Crohn’s disease is a well recognised prothrombotic state causing venous and arterial thromboses.8 Histological evidence in Crohn’s disease and coronary artery dissection support inflammatory cell infiltration in the affected cell walls. It remains debatable if it is the cause or effect in the latter.8,9 We postulate that active Crohn’s disease may predispose patients to spontaneous coronary artery dissection by the release of proinflammatory cytokines causing intramedial haemorrhage and thrombosis due to rupture of vasa vasorum.10 The luminal pressure exerted by the shearing effect of this intramedial damage, in a normal coronary artery, can lead to dissection due to the absence of the stenting effect of an atheroma. Continued smoking probably contributed to the severity of the flare-up of Crohn’s disease, vascular inflammation, and thrombogenicity in this case.

Learning points

  • Spontaneous coronary artery dissection is uncommon, but can be fatal.

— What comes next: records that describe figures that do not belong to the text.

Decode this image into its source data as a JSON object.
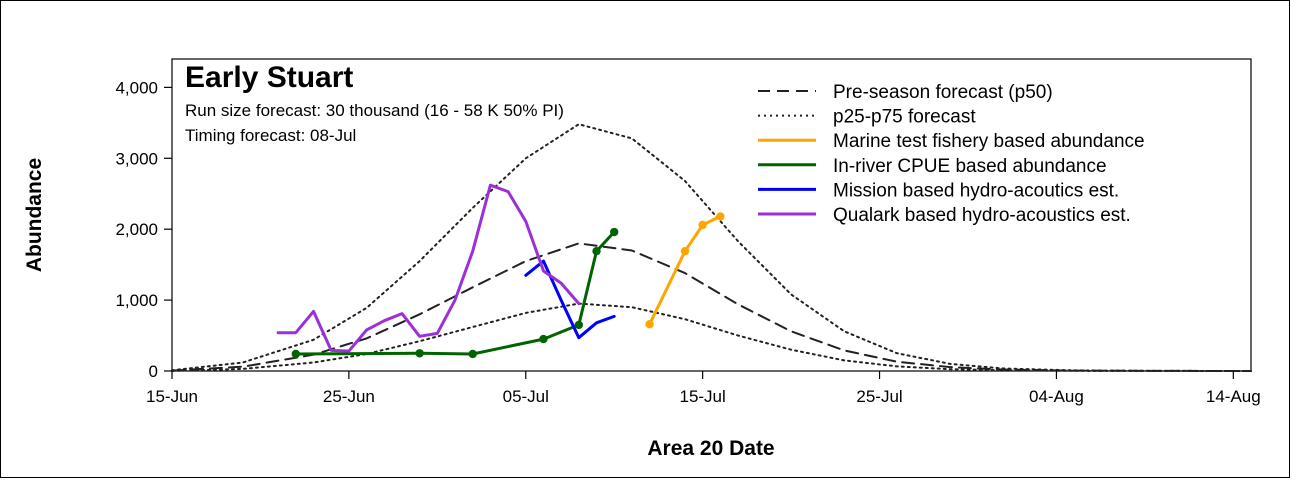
{
  "chart_data": {
    "type": "line",
    "title": "Early Stuart",
    "subtitle_lines": [
      "Run size forecast: 30 thousand (16 - 58 K 50% PI)",
      "Timing forecast: 08-Jul"
    ],
    "xlabel": "Area 20 Date",
    "ylabel": "Abundance",
    "x_range": [
      "2023-06-15",
      "2023-08-15"
    ],
    "ylim": [
      0,
      4400
    ],
    "x_ticks": [
      {
        "date": "2023-06-15",
        "label": "15-Jun"
      },
      {
        "date": "2023-06-25",
        "label": "25-Jun"
      },
      {
        "date": "2023-07-05",
        "label": "05-Jul"
      },
      {
        "date": "2023-07-15",
        "label": "15-Jul"
      },
      {
        "date": "2023-07-25",
        "label": "25-Jul"
      },
      {
        "date": "2023-08-04",
        "label": "04-Aug"
      },
      {
        "date": "2023-08-14",
        "label": "14-Aug"
      }
    ],
    "y_ticks": [
      {
        "value": 0,
        "label": "0"
      },
      {
        "value": 1000,
        "label": "1,000"
      },
      {
        "value": 2000,
        "label": "2,000"
      },
      {
        "value": 3000,
        "label": "3,000"
      },
      {
        "value": 4000,
        "label": "4,000"
      }
    ],
    "grid": false,
    "legend_position": "top-right",
    "series": [
      {
        "name": "Pre-season forecast (p50)",
        "color": "#222222",
        "style": "dashed",
        "markers": false,
        "x": [
          "2023-06-15",
          "2023-06-19",
          "2023-06-23",
          "2023-06-26",
          "2023-06-29",
          "2023-07-02",
          "2023-07-05",
          "2023-07-08",
          "2023-07-11",
          "2023-07-14",
          "2023-07-17",
          "2023-07-20",
          "2023-07-23",
          "2023-07-26",
          "2023-07-29",
          "2023-08-01",
          "2023-08-05",
          "2023-08-10",
          "2023-08-15"
        ],
        "y": [
          5,
          60,
          230,
          460,
          800,
          1180,
          1550,
          1800,
          1700,
          1380,
          940,
          560,
          290,
          130,
          55,
          20,
          5,
          2,
          0
        ]
      },
      {
        "name": "p25-p75 forecast",
        "color": "#222222",
        "style": "dotted",
        "markers": false,
        "x": [
          "2023-06-15",
          "2023-06-19",
          "2023-06-23",
          "2023-06-26",
          "2023-06-29",
          "2023-07-02",
          "2023-07-05",
          "2023-07-08",
          "2023-07-11",
          "2023-07-14",
          "2023-07-17",
          "2023-07-20",
          "2023-07-23",
          "2023-07-26",
          "2023-07-29",
          "2023-08-01",
          "2023-08-05",
          "2023-08-10",
          "2023-08-15"
        ],
        "y": [
          10,
          120,
          440,
          890,
          1550,
          2300,
          3000,
          3480,
          3280,
          2680,
          1830,
          1080,
          560,
          250,
          100,
          35,
          8,
          2,
          0
        ]
      },
      {
        "name": "",
        "color": "#222222",
        "style": "dotted",
        "markers": false,
        "x": [
          "2023-06-15",
          "2023-06-19",
          "2023-06-23",
          "2023-06-26",
          "2023-06-29",
          "2023-07-02",
          "2023-07-05",
          "2023-07-08",
          "2023-07-11",
          "2023-07-14",
          "2023-07-17",
          "2023-07-20",
          "2023-07-23",
          "2023-07-26",
          "2023-07-29",
          "2023-08-01",
          "2023-08-05",
          "2023-08-10",
          "2023-08-15"
        ],
        "y": [
          2,
          30,
          120,
          240,
          420,
          620,
          820,
          950,
          900,
          730,
          500,
          300,
          150,
          65,
          25,
          10,
          3,
          1,
          0
        ]
      },
      {
        "name": "Marine test fishery based abundance",
        "color": "#ffa500",
        "style": "solid",
        "markers": true,
        "x": [
          "2023-07-12",
          "2023-07-14",
          "2023-07-15",
          "2023-07-16"
        ],
        "y": [
          660,
          1690,
          2060,
          2180
        ]
      },
      {
        "name": "In-river CPUE based abundance",
        "color": "#006400",
        "style": "solid",
        "markers": true,
        "x": [
          "2023-06-22",
          "2023-06-29",
          "2023-07-02",
          "2023-07-06",
          "2023-07-08",
          "2023-07-09",
          "2023-07-10"
        ],
        "y": [
          240,
          250,
          240,
          450,
          650,
          1690,
          1960
        ]
      },
      {
        "name": "Mission based hydro-acoutics est.",
        "color": "#0000ff",
        "style": "solid",
        "markers": false,
        "x": [
          "2023-07-05",
          "2023-07-06",
          "2023-07-07",
          "2023-07-08",
          "2023-07-09",
          "2023-07-10"
        ],
        "y": [
          1350,
          1550,
          1000,
          470,
          680,
          770
        ]
      },
      {
        "name": "Qualark based hydro-acoustics est.",
        "color": "#9b30d9",
        "style": "solid",
        "markers": false,
        "x": [
          "2023-06-21",
          "2023-06-22",
          "2023-06-23",
          "2023-06-24",
          "2023-06-25",
          "2023-06-26",
          "2023-06-27",
          "2023-06-28",
          "2023-06-29",
          "2023-06-30",
          "2023-07-01",
          "2023-07-02",
          "2023-07-03",
          "2023-07-04",
          "2023-07-05",
          "2023-07-06",
          "2023-07-07",
          "2023-07-08"
        ],
        "y": [
          540,
          540,
          840,
          290,
          280,
          580,
          710,
          810,
          490,
          530,
          1000,
          1690,
          2620,
          2530,
          2110,
          1410,
          1240,
          950
        ]
      }
    ]
  }
}
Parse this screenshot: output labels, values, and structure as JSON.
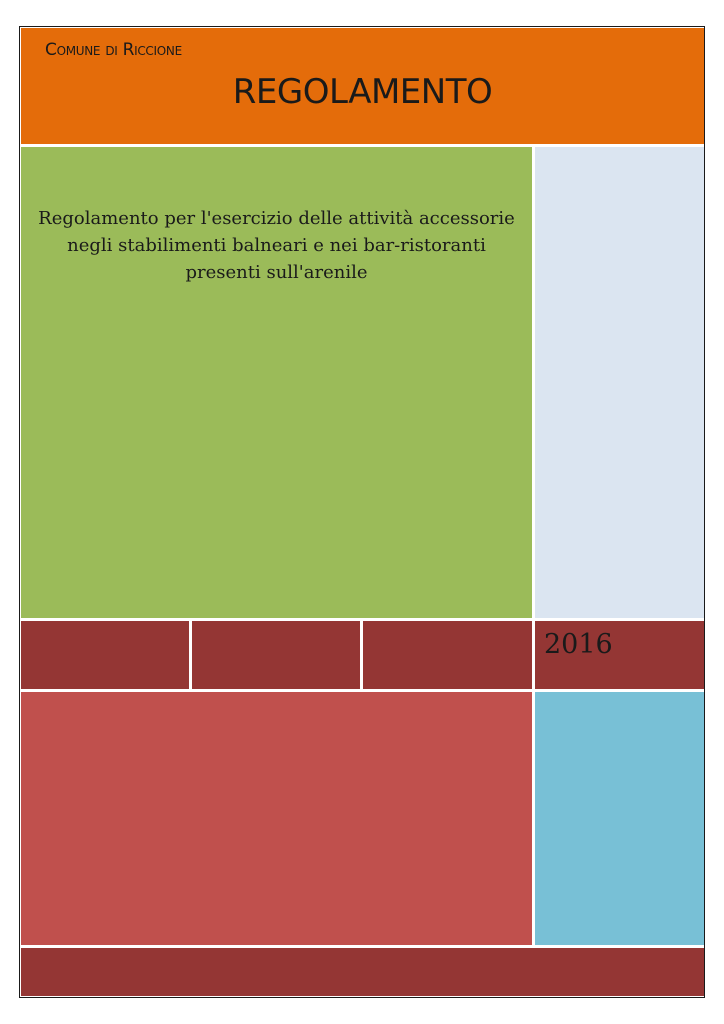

  • It should be suspected in young female patients with chest pain and electrocardiographic changes consistent with myocardial infarction in the absence of significant risk factors for coronary artery disease.

  • Crohn’s disease, due to its proinflammatory predisposition, may precipitate coronary artery dissection by cytokine release and this aspect needs further research.

CONCLUSION

This case highlights the silent progress of dissection to critical stenosis. In many cases of sudden death due to spontaneous coronary dissection, the diagnosis is made only at necropsy. While idiopathic coronary artery dissection is probable, active systemic inflammation is a possible aetiology for spontaneous coronary artery dissection in our patient with otherwise normal coronary arteries. Spontaneous coronary artery dissection may be yet another extraintestinal manifestation of Crohn’s disease.